Initially, life is rosy, but it doesn't stay that way. In the end, they realize that running a family isn't easy and part ways, leaving Puppy to its fate. When they reach their hometowns. Balu finds that he misunderstood his father where he reconciles with him and Balu reveals about Leelu and Puppy to his father and Leelu also tells the same to her mother. The parents advice them to reconcile with each other. Balu and Leelu meet and apologize to each other and search for Puppy, but to no avail. An auto driver, who gave Puppy to Balu and Leelu finds Puppy and brings him to Balu and Leelu, thus reconciling with each other.

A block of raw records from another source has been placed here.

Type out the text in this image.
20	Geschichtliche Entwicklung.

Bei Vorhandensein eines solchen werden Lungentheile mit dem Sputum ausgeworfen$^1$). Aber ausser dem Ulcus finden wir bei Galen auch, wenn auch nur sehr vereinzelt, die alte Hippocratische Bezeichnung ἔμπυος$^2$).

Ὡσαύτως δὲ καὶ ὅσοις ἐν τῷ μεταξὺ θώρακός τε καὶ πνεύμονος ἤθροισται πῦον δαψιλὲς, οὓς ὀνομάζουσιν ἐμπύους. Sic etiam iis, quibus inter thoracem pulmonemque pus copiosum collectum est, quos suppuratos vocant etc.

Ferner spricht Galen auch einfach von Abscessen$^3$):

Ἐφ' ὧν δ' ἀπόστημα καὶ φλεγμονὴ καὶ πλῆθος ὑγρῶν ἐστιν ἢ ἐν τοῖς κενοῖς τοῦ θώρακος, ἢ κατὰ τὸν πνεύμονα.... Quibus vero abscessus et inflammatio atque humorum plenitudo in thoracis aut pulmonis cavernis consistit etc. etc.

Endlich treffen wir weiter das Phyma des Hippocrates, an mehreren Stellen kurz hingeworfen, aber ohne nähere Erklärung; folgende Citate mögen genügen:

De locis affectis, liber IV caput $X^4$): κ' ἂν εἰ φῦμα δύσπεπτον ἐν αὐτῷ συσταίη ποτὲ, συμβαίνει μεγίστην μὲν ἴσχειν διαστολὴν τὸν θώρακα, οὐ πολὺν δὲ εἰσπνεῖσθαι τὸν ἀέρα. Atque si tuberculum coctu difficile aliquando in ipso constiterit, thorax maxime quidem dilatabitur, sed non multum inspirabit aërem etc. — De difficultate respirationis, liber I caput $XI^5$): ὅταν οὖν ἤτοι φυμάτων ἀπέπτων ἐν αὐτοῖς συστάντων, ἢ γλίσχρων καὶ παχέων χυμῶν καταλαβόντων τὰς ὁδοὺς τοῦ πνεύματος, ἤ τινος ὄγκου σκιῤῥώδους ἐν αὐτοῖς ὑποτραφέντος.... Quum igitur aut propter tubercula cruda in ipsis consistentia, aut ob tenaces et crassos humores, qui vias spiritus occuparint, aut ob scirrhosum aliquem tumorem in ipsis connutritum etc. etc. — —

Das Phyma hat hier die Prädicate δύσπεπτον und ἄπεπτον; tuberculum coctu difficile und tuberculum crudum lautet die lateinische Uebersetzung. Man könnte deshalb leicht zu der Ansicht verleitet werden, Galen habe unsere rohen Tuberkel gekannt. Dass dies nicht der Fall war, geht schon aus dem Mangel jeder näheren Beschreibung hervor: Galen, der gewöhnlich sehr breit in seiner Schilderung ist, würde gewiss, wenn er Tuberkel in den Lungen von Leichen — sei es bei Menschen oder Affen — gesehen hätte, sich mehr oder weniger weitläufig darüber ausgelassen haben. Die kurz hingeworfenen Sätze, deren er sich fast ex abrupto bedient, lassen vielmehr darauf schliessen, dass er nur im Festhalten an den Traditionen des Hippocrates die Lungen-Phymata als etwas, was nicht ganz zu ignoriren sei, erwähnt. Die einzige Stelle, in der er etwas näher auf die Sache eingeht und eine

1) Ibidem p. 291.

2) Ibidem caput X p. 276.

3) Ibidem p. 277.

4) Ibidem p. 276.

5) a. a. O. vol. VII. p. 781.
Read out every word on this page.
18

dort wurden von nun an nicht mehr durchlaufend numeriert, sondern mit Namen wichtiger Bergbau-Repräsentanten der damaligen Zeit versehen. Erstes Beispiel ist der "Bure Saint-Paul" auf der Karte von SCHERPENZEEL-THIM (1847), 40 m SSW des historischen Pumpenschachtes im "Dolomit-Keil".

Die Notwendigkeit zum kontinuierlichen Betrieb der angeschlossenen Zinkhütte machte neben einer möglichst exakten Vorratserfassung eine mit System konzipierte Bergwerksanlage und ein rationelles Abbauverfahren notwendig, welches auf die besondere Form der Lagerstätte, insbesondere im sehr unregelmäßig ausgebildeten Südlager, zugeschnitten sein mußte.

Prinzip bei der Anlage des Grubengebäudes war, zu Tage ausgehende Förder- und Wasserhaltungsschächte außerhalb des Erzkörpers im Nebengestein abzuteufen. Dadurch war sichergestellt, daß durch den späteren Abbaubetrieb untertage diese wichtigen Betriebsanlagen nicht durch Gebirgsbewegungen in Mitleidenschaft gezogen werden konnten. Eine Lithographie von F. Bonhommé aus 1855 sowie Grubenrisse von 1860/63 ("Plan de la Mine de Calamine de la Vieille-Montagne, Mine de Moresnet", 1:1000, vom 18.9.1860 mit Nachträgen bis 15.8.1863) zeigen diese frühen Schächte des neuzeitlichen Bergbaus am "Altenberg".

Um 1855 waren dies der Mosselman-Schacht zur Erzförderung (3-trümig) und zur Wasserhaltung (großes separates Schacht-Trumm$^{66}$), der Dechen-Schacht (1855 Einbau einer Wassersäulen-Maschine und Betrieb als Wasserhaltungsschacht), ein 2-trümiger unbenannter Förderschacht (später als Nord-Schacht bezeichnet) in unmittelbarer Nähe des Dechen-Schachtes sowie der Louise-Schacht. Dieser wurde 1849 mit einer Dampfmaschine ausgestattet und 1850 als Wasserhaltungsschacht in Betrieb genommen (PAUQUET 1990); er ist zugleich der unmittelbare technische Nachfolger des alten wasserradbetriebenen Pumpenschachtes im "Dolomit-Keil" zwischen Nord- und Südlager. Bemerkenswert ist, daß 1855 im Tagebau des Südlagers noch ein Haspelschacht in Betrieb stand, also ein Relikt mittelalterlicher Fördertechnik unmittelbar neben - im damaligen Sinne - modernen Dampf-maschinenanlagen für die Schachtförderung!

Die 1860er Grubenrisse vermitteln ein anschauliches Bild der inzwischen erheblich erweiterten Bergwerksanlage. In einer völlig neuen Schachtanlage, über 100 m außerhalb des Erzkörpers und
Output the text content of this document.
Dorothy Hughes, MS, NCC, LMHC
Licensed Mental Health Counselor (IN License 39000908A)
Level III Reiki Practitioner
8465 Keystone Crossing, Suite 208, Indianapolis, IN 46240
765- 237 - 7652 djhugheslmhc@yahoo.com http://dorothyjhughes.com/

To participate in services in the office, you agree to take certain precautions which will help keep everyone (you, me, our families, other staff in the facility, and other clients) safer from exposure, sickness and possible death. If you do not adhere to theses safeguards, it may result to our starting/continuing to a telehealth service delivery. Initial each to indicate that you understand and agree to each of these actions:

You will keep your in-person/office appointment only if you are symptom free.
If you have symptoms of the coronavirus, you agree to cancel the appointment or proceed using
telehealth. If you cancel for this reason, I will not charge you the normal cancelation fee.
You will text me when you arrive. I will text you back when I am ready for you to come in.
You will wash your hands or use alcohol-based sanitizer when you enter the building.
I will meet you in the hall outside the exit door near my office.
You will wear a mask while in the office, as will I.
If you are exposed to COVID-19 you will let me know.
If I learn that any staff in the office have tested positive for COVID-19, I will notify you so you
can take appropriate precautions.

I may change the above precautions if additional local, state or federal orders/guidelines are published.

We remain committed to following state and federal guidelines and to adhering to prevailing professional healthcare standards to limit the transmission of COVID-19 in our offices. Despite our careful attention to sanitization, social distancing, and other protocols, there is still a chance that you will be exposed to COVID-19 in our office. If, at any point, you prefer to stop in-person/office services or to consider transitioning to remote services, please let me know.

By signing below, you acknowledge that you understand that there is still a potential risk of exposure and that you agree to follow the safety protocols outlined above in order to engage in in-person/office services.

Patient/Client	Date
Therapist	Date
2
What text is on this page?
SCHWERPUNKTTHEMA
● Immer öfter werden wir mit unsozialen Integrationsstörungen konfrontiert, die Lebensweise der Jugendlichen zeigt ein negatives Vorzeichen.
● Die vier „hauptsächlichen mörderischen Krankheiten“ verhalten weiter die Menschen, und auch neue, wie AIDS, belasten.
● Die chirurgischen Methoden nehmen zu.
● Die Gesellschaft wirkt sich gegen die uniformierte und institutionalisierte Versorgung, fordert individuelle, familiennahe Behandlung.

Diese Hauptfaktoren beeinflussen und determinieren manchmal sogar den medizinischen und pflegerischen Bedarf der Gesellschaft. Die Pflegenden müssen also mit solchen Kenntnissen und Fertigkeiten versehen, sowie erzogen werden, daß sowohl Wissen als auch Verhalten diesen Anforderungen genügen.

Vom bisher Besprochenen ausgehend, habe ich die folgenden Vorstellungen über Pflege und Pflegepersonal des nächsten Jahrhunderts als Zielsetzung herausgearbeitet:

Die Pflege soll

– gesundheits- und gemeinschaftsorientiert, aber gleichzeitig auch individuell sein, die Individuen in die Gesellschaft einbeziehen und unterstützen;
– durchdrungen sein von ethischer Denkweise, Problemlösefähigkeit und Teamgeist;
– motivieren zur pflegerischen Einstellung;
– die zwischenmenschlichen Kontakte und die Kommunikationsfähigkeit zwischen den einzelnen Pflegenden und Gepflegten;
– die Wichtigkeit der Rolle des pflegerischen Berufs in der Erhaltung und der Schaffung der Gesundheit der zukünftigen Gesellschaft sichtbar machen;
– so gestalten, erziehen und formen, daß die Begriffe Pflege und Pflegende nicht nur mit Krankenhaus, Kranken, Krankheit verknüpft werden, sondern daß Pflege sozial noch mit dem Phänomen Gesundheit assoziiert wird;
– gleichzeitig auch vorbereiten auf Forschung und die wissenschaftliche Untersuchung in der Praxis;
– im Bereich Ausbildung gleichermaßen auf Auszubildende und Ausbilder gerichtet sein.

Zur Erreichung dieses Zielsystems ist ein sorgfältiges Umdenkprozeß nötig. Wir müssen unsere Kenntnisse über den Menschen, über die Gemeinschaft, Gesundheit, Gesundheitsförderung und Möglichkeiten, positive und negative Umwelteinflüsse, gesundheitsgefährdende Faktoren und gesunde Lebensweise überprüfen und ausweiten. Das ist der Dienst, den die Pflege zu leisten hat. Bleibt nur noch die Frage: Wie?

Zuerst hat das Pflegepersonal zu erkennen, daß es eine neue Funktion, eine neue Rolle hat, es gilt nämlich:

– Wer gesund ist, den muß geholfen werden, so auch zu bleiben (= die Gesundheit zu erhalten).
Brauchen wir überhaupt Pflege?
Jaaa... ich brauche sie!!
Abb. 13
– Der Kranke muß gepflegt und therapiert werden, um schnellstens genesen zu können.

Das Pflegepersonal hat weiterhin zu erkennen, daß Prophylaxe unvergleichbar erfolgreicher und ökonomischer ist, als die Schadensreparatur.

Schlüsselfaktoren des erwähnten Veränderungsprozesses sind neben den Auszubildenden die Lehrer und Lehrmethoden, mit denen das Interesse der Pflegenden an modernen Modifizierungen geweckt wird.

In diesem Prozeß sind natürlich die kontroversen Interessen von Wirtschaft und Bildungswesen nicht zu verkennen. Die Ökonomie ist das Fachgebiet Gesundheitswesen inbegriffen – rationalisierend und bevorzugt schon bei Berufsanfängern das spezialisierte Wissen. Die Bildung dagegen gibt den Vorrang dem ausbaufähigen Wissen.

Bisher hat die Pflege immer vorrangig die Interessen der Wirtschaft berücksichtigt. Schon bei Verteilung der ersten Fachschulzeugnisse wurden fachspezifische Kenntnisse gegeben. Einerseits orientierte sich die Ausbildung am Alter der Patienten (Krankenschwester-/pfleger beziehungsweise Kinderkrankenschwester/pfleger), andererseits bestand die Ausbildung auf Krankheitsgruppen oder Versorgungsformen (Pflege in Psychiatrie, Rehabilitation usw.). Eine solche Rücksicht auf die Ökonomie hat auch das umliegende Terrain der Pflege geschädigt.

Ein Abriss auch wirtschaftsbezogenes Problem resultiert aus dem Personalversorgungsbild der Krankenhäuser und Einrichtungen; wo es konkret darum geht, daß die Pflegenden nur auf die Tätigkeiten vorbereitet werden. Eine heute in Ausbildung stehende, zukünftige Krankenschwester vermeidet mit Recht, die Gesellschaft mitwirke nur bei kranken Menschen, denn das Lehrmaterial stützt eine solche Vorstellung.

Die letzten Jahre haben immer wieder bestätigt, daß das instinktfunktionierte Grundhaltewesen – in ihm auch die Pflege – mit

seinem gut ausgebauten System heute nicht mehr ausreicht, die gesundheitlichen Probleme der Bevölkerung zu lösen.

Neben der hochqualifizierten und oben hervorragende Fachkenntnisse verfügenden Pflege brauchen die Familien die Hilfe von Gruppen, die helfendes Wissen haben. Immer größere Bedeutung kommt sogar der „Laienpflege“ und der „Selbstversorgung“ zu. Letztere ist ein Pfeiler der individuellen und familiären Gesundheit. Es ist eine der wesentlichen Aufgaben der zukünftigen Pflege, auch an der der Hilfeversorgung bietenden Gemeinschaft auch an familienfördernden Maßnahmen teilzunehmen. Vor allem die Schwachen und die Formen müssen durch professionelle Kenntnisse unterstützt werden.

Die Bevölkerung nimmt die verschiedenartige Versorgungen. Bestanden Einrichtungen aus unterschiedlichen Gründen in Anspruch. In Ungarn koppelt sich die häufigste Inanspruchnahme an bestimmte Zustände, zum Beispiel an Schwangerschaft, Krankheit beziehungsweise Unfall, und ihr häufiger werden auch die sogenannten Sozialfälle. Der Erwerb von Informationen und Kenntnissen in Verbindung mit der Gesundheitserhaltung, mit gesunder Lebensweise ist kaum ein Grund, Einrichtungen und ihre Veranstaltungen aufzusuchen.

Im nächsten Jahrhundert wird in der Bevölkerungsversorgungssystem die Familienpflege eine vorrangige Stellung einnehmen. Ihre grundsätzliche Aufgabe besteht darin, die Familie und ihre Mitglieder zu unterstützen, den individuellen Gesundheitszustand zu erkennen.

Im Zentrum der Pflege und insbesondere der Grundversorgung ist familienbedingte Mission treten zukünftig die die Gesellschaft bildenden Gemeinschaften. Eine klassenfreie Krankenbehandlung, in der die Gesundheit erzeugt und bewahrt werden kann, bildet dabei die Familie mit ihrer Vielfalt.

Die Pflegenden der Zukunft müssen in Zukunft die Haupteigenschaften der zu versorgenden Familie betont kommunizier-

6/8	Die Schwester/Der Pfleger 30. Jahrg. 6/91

In a mid-credits scene, Balu and Leelu get married in presence of their parents, friends and Puppy.

== Production ==
The film was announced in December 2020 with Dhaveerrah and Sreeleela paired opposite each other. Santosh stated that he wrote By Two Love from his own experiences about the idea of marriage. Filming was completed in April 2021, and Santosh confirmed that he had begun pre-production work of By Two Love's Telugu remake under the production of Sai Korrapati's Vaaraahi Chalana Chitram.

==Release==
By Two Love was released theatrically on 18 February 2022.

== Soundtrack ==
The soundtrack album has four singles composed by B. Ajaneesh Loknath, and released on Anand Audio.

Track listings
| No. | Title | Singer(s) | Length |
|---|---|---|---|
| 1. | "I Hate Love" | B Ajaneesh Loknath, C R Bobby | 3:43 |
| 2. | "Bytwo Bytwo" | Mano | 3:20 |
| 3. | "Neene Neene" | Karthik | 3:29 |
| 4. | "Huduga Hudugi" | Naveen Sajju | 3:48 |
| 5. | "Pogadiro Ranga" | Chinmayi, Haricharan | 3:56 |
| Total length: |  |  | 18:16 |

== Reception ==
Reviewing the film for The Times of India, Sunayana Suresh wrote: "The film has some interesting nuances of the frailties and complexities of the current generation, who prefer being detached and baggage free." The New Indian Express critic A. Sharadhaa called it a "roller coaster ride" which " shouldered on the two young actors." She stated that the film was an urban tale that ran on familiar territory. On technical aspects, Vijaya Karnataka reviewer Avinash G. Ram wrote: "Ajaneesh had the opportunity to make background music more effective. Full marks must be given to Mahen Simha's cinematography. Mahen has built the entire cinema with great ease [sic]"

Jagadish Anagdi of Deccan Herald termed it an "epic misfire." "The first half thoroughly tests our patience with too many unrelated scenes. It starts with an action sequence which, in no way, is linked to the plot. Double entendres are embarrassing.